Common Council President Darius Pridgen took to Facebook Sunday evening to lash out against the Buffalo News for, apparently, implying that he supported a mayoral takeover of the public schools. He clearly feels his views were not represented in the piece, and expresses resentment that the public assumes that he supports mayoral control.
Pridgen is very close to the business community that has been pushing the takeover. The perception in the community is that he is much too close.
Education is a particularly touchy issue in the black community, particularly in recent months. The political power structure is mobilized on both sides of the issue — teachers unions, parent groups, charter schools, parochial schools, the business elite, the governor.
Based on his Facebook statement, Pridgen seems to take a very defensive posture, which would suggest that he has been hearing complaints from his constituents. He is a reverend and delivers a service on Sunday mornings, so the Sunday evening post on social media has raised eyebrows.
Some political observers have suggested that the behavior may be a sign that Pridgen is unable to handle the pressures and criticisms inherent in a reelection campaign. Until now, his career as a pastor has helped him largely avoid scrutiny.

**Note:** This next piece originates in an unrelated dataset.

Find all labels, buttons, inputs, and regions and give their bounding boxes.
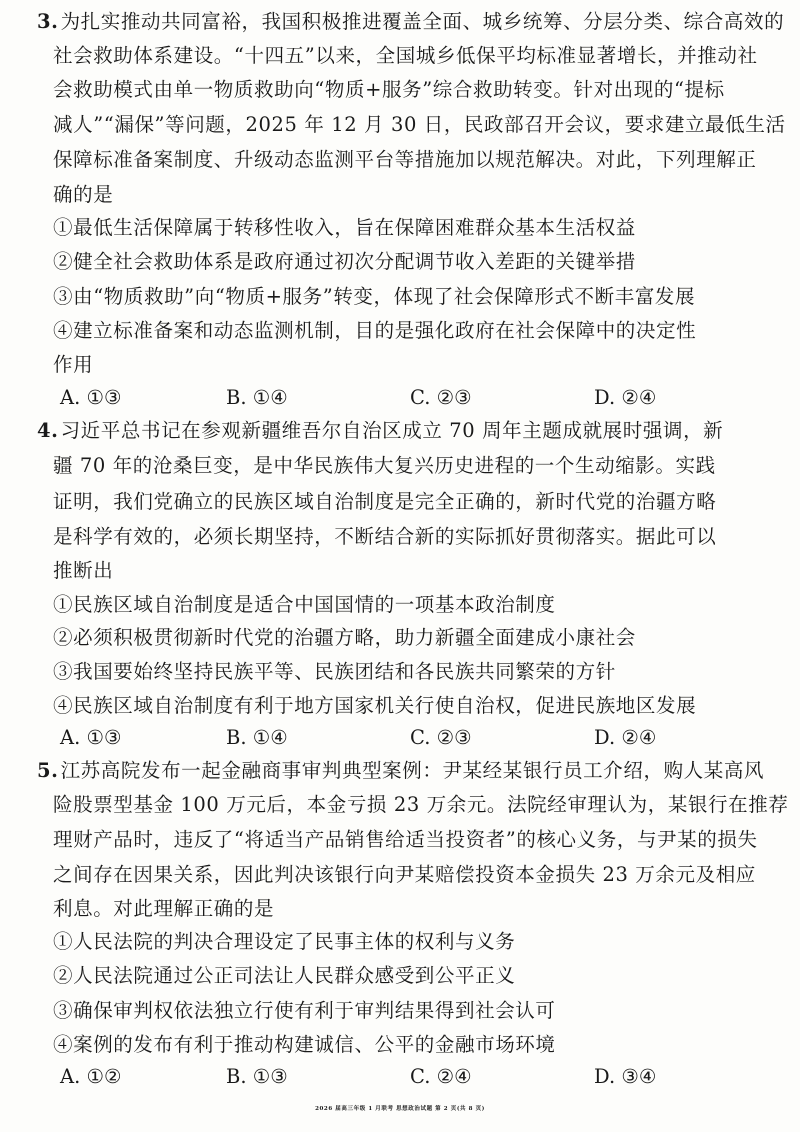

“Reelections are referendums on the incumbent,” says a former city hall staffer who knows Pridgen well. “Especially first-time reelections of untested, newbie politicians.”
“The election cycle is going to be an examination of his performance in his first term, which is appropriate and how our political system should work,” he says.
While no one has yet announced a challenge to Pridgen in the Ellicott District, education is likely to become a difficult issue for all nine men who are running for reelection to the Common Council this November. Protest votes occur during turbulent moments of dissatisfaction — which become electoral waves that even the most telegenic and charismatic of politicians can’t outmaneuver.